|
Getting your Trinity Audio player ready...
|

GRAZ, Austria, Jan 22 – Scientists at TU Graz and the University of Graz have developed an artificial intelligence method that they say could transform the design of enzymes, making them faster, more stable and more versatile than current artificial biocatalysts.
The study, published in Nature, introduces a technology called Riff-Diff (Rotamer Inverted Fragment Finder–Diffusion), which allows protein structures to be built directly around active sites rather than relying on existing databases. Researchers said the resulting enzymes showed higher activity and stability, with some remaining folded at temperatures above 90 degrees Celsius.
“Instead of searching databases for structures that fit, we can now design enzymes from scratch in a one-shot process,” said Gustav Oberdorfer of TU Graz, whose ERC project HELIXMOLD laid the groundwork for the breakthrough.
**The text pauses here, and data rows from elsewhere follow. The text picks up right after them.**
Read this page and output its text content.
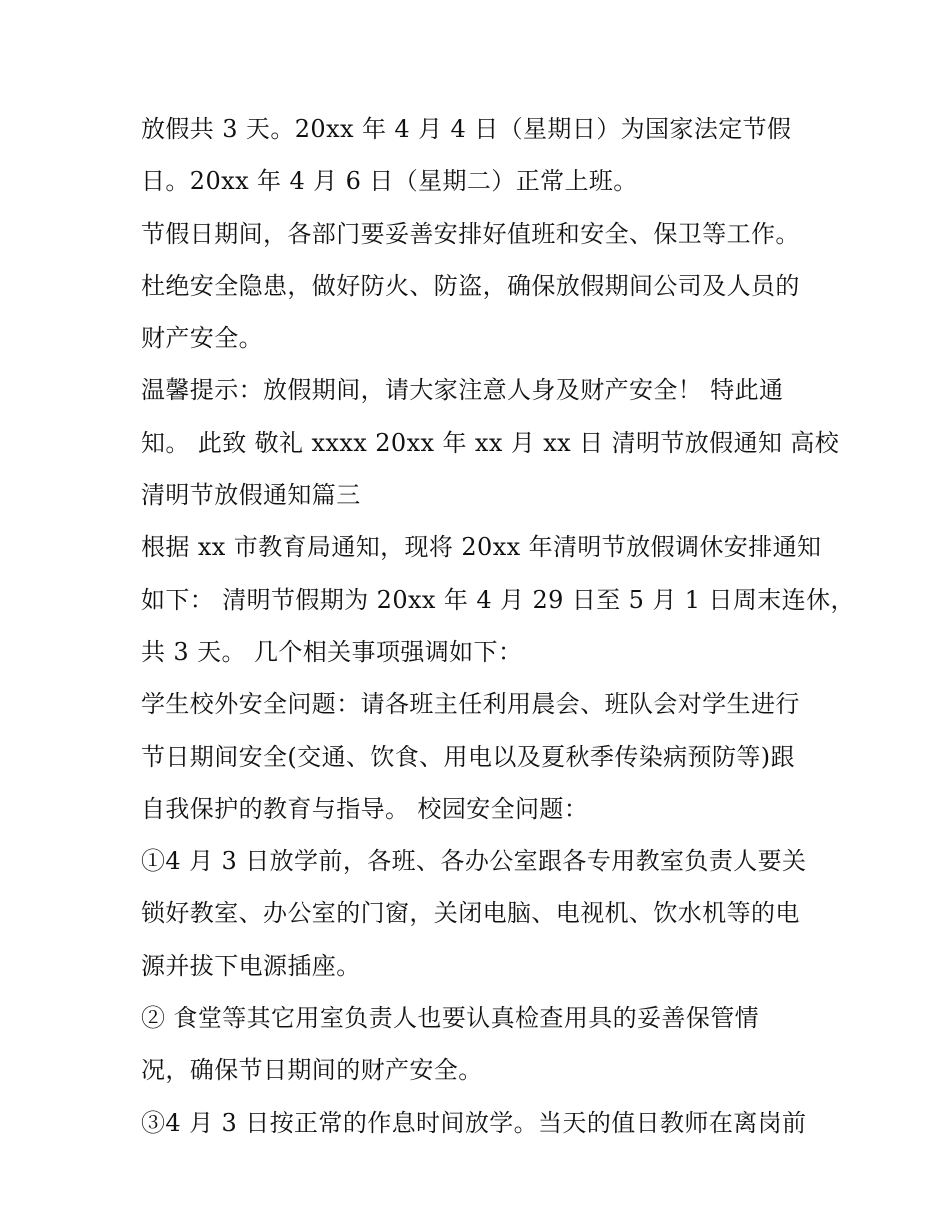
放假共 3 天。20xx 年 4 月 4 日（星期日）为国家法定节假
日。20xx 年 4 月 6 日（星期二）正常上班。
节假日期间，各部门要妥善安排好值班和安全、保卫等工作。
杜绝安全隐患，做好防火、防盗，确保放假期间公司及人员的
财产安全。
温馨提示：放假期间，请大家注意人身及财产安全！ 特此通
知。 此致 敬礼 xxxx 20xx 年 xx 月 xx 日 清明节放假通知 高校
清明节放假通知篇三
根据 xx 市教育局通知，现将 20xx 年清明节放假调休安排通知
如下： 清明节假期为 20xx 年 4 月 29 日至 5 月 1 日周末连休，
共 3 天。 几个相关事项强调如下：
学生校外安全问题：请各班主任利用晨会、班队会对学生进行
节日期间安全(交通、饮食、用电以及夏秋季传染病预防等)跟
自我保护的教育与指导。 校园安全问题：
①4 月 3 日放学前，各班、各办公室跟各专用教室负责人要关
锁好教室、办公室的门窗，关闭电脑、电视机、饮水机等的电
源并拔下电源插座。
② 食堂等其它用室负责人也要认真检查用具的妥善保管情
况，确保节日期间的财产安全。
③4 月 3 日按正常的作息时间放学。当天的值日教师在离岗前
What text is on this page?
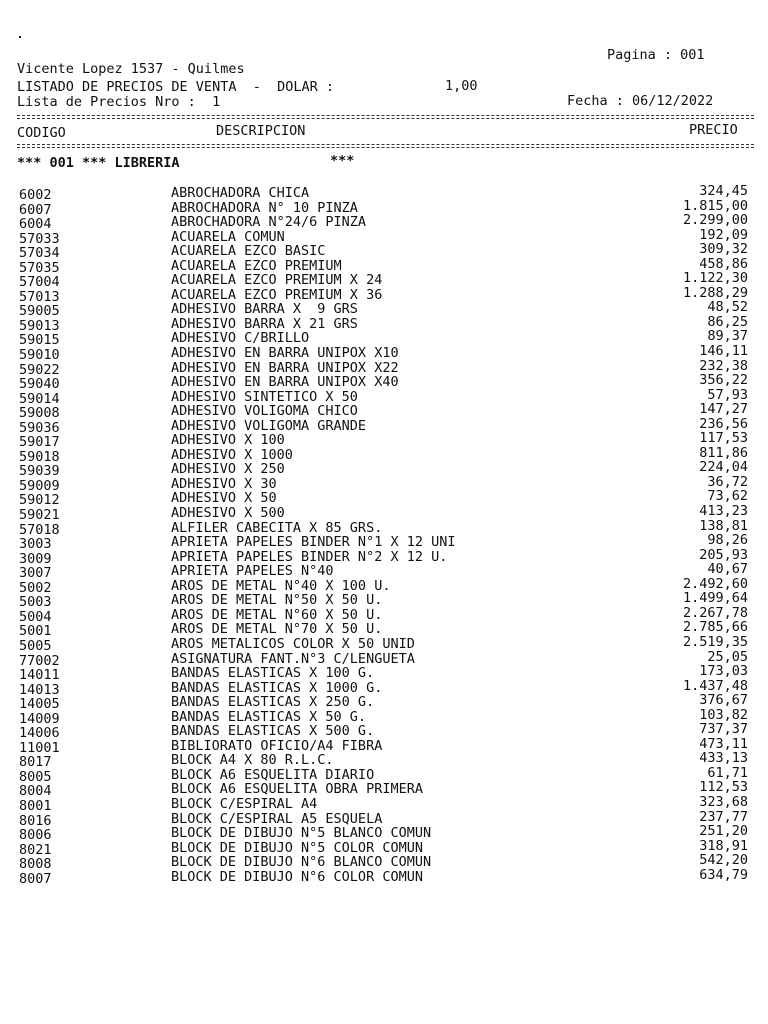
Pagina : 001
Vicente Lopez 1537 - Quilmes
LISTADO DE PRECIOS DE VENTA  -  DOLAR :	1,00
Lista de Precios Nro :  1	Fecha : 06/12/2022
CODIGO	DESCRIPCION	PRECIO
*** 001 *** LIBRERIA	***
6002	ABROCHADORA CHICA	324,45
6007	ABROCHADORA N° 10 PINZA	1.815,00
6004	ABROCHADORA N°24/6 PINZA	2.299,00
57033	ACUARELA COMUN	192,09
57034	ACUARELA EZCO BASIC	309,32
57035	ACUARELA EZCO PREMIUM	458,86
57004	ACUARELA EZCO PREMIUM X 24	1.122,30
57013	ACUARELA EZCO PREMIUM X 36	1.288,29
59005	ADHESIVO BARRA X  9 GRS	48,52
59013	ADHESIVO BARRA X 21 GRS	86,25
59015	ADHESIVO C/BRILLO	89,37
59010	ADHESIVO EN BARRA UNIPOX X10	146,11
59022	ADHESIVO EN BARRA UNIPOX X22	232,38
59040	ADHESIVO EN BARRA UNIPOX X40	356,22
59014	ADHESIVO SINTETICO X 50	57,93
59008	ADHESIVO VOLIGOMA CHICO	147,27
59036	ADHESIVO VOLIGOMA GRANDE	236,56
59017	ADHESIVO X 100	117,53
59018	ADHESIVO X 1000	811,86
59039	ADHESIVO X 250	224,04
59009	ADHESIVO X 30	36,72
59012	ADHESIVO X 50	73,62
59021	ADHESIVO X 500	413,23
57018	ALFILER CABECITA X 85 GRS.	138,81
3003	APRIETA PAPELES BINDER N°1 X 12 UNI	98,26
3009	APRIETA PAPELES BINDER N°2 X 12 U.	205,93
3007	APRIETA PAPELES N°40	40,67
5002	AROS DE METAL N°40 X 100 U.	2.492,60
5003	AROS DE METAL N°50 X 50 U.	1.499,64
5004	AROS DE METAL N°60 X 50 U.	2.267,78
5001	AROS DE METAL N°70 X 50 U.	2.785,66
5005	AROS METALICOS COLOR X 50 UNID	2.519,35
77002	ASIGNATURA FANT.N°3 C/LENGUETA	25,05
14011	BANDAS ELASTICAS X 100 G.	173,03
14013	BANDAS ELASTICAS X 1000 G.	1.437,48
14005	BANDAS ELASTICAS X 250 G.	376,67
14009	BANDAS ELASTICAS X 50 G.	103,82
14006	BANDAS ELASTICAS X 500 G.	737,37
11001	BIBLIORATO OFICIO/A4 FIBRA	473,11
8017	BLOCK A4 X 80 R.L.C.	433,13
8005	BLOCK A6 ESQUELITA DIARIO	61,71
8004	BLOCK A6 ESQUELITA OBRA PRIMERA	112,53
8001	BLOCK C/ESPIRAL A4	323,68
8016	BLOCK C/ESPIRAL A5 ESQUELA	237,77
8006	BLOCK DE DIBUJO N°5 BLANCO COMUN	251,20
8021	BLOCK DE DIBUJO N°5 COLOR COMUN	318,91
8008	BLOCK DE DIBUJO N°6 BLANCO COMUN	542,20
8007	BLOCK DE DIBUJO N°6 COLOR COMUN	634,79
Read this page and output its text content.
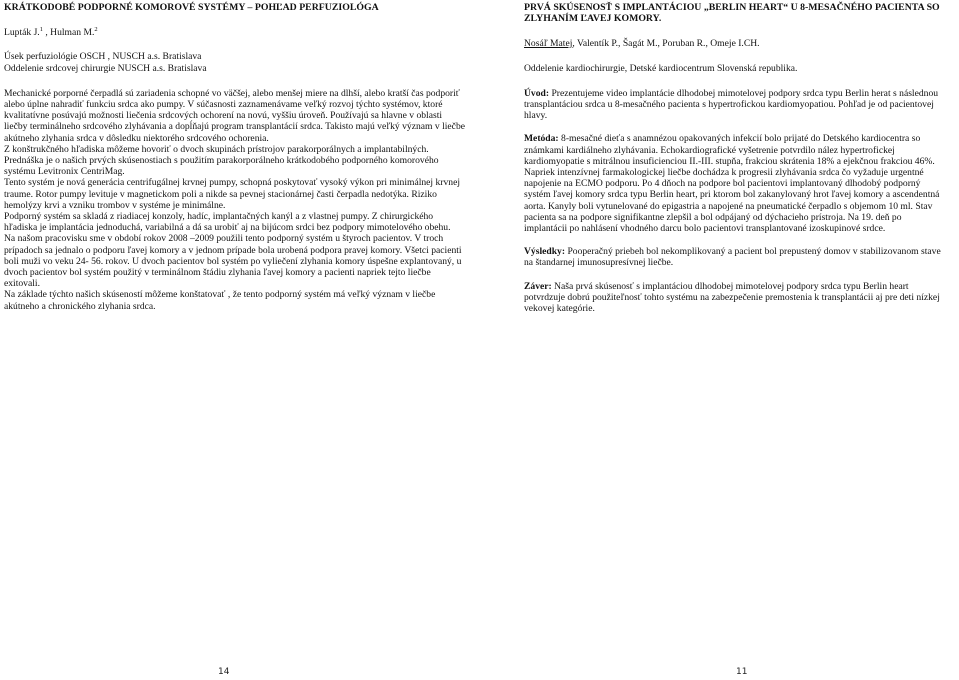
KRÁTKODOBÉ PODPORNÉ KOMOROVÉ SYSTÉMY – POHĽAD PERFUZIOLÓGA

Lupták J.$^1$ , Hulman M.$^2$

Úsek perfuziológie OSCH , NUSCH a.s. Bratislava

Oddelenie srdcovej chirurgie NUSCH a.s. Bratislava

Mechanické porporné čerpadlá sú zariadenia schopné vo väčšej, alebo menšej miere na dlhší, alebo kratší čas podporiť alebo úplne nahradiť funkciu srdca ako pumpy. V súčasnosti zaznamenávame veľký rozvoj týchto systémov, ktoré kvalitatívne posúvajú možnosti liečenia srdcových ochorení na novú, vyššiu úroveň. Používajú sa hlavne v oblasti liečby terminálneho srdcového zlyhávania a dopĺňajú program transplantácií srdca. Takisto majú veľký význam v liečbe akútneho zlyhania srdca v dôsledku niektorého srdcového ochorenia.

Z konštrukčného hľadiska môžeme hovoriť o dvoch skupinách prístrojov parakorporálnych a implantabilných.

Prednáška je o našich prvých skúsenostiach s použitím parakorporálneho krátkodobého podporného komorového systému Levitronix CentriMag.

Tento systém je nová generácia centrifugálnej krvnej pumpy, schopná poskytovať vysoký výkon pri minimálnej krvnej traume. Rotor pumpy levituje v magnetickom poli a nikde sa pevnej stacionárnej časti čerpadla nedotýka. Riziko hemolýzy krvi a vzniku trombov v systéme je minimálne.

Podporný systém sa skladá z riadiacej konzoly, hadíc, implantačných kanýl a z vlastnej pumpy. Z chirurgického hľadiska je implantácia jednoduchá, variabilná a dá sa urobiť aj na bijúcom srdci bez podpory mimotelového obehu.

Na našom pracovisku sme v období rokov 2008 –2009 použili tento podporný systém u štyroch pacientov. V troch prípadoch sa jednalo o podporu ľavej komory a v jednom prípade bola urobená podpora pravej komory. Všetci pacienti boli muži vo veku 24- 56. rokov. U dvoch pacientov bol systém po vyliečení zlyhania komory úspešne explantovaný, u dvoch pacientov bol systém použitý v terminálnom štádiu zlyhania ľavej komory a pacienti napriek tejto liečbe exitovali.

Na základe týchto našich skúseností môžeme konštatovať , že tento podporný systém má veľký význam v liečbe akútneho a chronického zlyhania srdca.

14

PRVÁ SKÚSENOSŤ S IMPLANTÁCIOU „BERLIN HEART“ U 8-MESAČNÉHO PACIENTA SO ZLYHANÍM ĽAVEJ KOMORY.

Nosáľ Matej, Valentík P., Šagát M., Poruban R., Omeje I.CH.

Oddelenie kardiochirurgie, Detské kardiocentrum Slovenská republika.

Úvod: Prezentujeme video implantácie dlhodobej mimotelovej podpory srdca typu Berlin herat s následnou transplantáciou srdca u 8-mesačného pacienta s hypertrofickou kardiomyopatiou. Pohľad je od pacientovej hlavy.

Metóda: 8-mesačné dieťa s anamnézou opakovaných infekcií bolo prijaté do Detského kardiocentra so známkami kardiálneho zlyhávania. Echokardiografické vyšetrenie potvrdilo nález hypertrofickej kardiomyopatie s mitrálnou insuficienciou II.-III. stupňa, frakciou skrátenia 18% a ejekčnou frakciou 46%. Napriek intenzívnej farmakologickej liečbe dochádza k progresii zlyhávania srdca čo vyžaduje urgentné napojenie na ECMO podporu. Po 4 dňoch na podpore bol pacientovi implantovaný dlhodobý podporný systém ľavej komory srdca typu Berlin heart, pri ktorom bol zakanylovaný hrot ľavej komory a ascendentná aorta. Kanyly boli vytunelované do epigastria a napojené na pneumatické čerpadlo s objemom 10 ml. Stav pacienta sa na podpore signifikantne zlepšil a bol odpájaný od dýchacieho prístroja. Na 19. deň po implantácii po nahlásení vhodného darcu bolo pacientovi transplantované izoskupinové srdce.

Výsledky: Pooperačný priebeh bol nekomplikovaný a pacient bol prepustený domov v stabilizovanom stave na štandarnej imunosupresívnej liečbe.

Záver: Naša prvá skúsenosť s implantáciou dlhodobej mimotelovej podpory srdca typu Berlin heart potvrdzuje dobrú použiteľnosť tohto systému na zabezpečenie premostenia k transplantácii aj pre deti nízkej vekovej kategórie.

11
From 35 tested sequences, the team produced active enzymes for different reaction types, which they said were significantly faster than earlier computer-assisted designs. The method combines generative machine learning models with atomistic modeling to achieve angstrom-level precision.
The researchers said the advance could accelerate industrial processes, enable targeted enzyme therapies and support environmental applications such as breaking down pollutants.
“This is a shortcut to evolution,” said co-author Adrian Tripp of TU Graz. “Nature takes time to produce enzymes, but our approach speeds up the process dramatically.”
The project was carried out in collaboration with the University of Graz. Mélanie Hall of the university’s Institute of Chemistry said the work highlighted the importance of interdisciplinary approaches in modern biocatalysis.